Create a graph of accuracy and loss over time¶
model.fit() returns a History object that contains a dictionary with everything that happened during training:
[19]:
history_dict = history.history
history_dict.keys()
[19]:
dict_keys(['loss', 'acc', 'val_loss', 'val_acc'])
There are four entries: one for each monitored metric during training and validation. We can use these to plot the training and validation loss for comparison, as well as the training and validation accuracy:
[20]:
import matplotlib.pyplot as plt
acc = history_dict['acc']
val_acc = history_dict['val_acc']
loss = history_dict['loss']
val_loss = history_dict['val_loss']
epochs = range(1, len(acc) + 1)
# "bo" is for "blue dot"
plt.plot(epochs, loss, 'bo', label='Training loss')
# b is for "solid blue line"
plt.plot(epochs, val_loss, 'b', label='Validation loss')
plt.title('Training and validation loss')
plt.xlabel('Epochs')
plt.ylabel('Loss')
plt.legend()
plt.show()
[21]:
plt.clf() # clear figure
plt.plot(epochs, acc, 'bo', label='Training acc')
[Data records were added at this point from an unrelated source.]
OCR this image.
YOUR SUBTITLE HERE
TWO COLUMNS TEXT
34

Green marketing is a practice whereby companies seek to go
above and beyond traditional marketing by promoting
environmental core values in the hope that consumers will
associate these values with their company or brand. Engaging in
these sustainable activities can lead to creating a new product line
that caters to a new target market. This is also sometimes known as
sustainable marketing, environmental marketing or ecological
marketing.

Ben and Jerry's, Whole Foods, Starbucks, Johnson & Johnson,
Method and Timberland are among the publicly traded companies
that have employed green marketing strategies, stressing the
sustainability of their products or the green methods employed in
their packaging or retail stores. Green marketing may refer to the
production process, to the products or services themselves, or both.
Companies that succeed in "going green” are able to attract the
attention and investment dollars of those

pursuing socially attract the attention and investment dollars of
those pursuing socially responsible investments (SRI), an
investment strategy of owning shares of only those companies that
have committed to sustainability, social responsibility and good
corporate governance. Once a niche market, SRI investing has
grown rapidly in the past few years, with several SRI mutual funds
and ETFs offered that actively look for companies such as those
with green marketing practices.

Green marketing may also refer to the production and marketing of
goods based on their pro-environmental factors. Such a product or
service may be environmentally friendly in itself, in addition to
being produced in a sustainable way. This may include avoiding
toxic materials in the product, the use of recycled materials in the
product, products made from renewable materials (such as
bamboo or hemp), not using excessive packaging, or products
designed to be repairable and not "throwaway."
plt.plot(epochs, val_acc, 'b', label='Validation acc')
plt.title('Training and validation accuracy')
plt.xlabel('Epochs')
plt.ylabel('Accuracy')
plt.legend()
plt.show()
In this plot, the dots represent the training loss and accuracy, and the solid lines are the validation loss and accuracy.
Notice the training loss decreases with each epoch and the training accuracy increases with each epoch. This is expected when using a gradient descent optimization—it should minimize the desired quantity on every iteration.
This isn’t the case for the validation loss and accuracy—they seem to peak after about twenty epochs. This is an example of overfitting: the model performs better on the training data than it does on data it has never seen before. After this point, the model over-optimizes and learns representations specific to the training data that do not generalize to test data.
For this particular case, we could prevent overfitting by simply stopping the training after twenty or so epochs. Later, you’ll see how to do this automatically with a callback.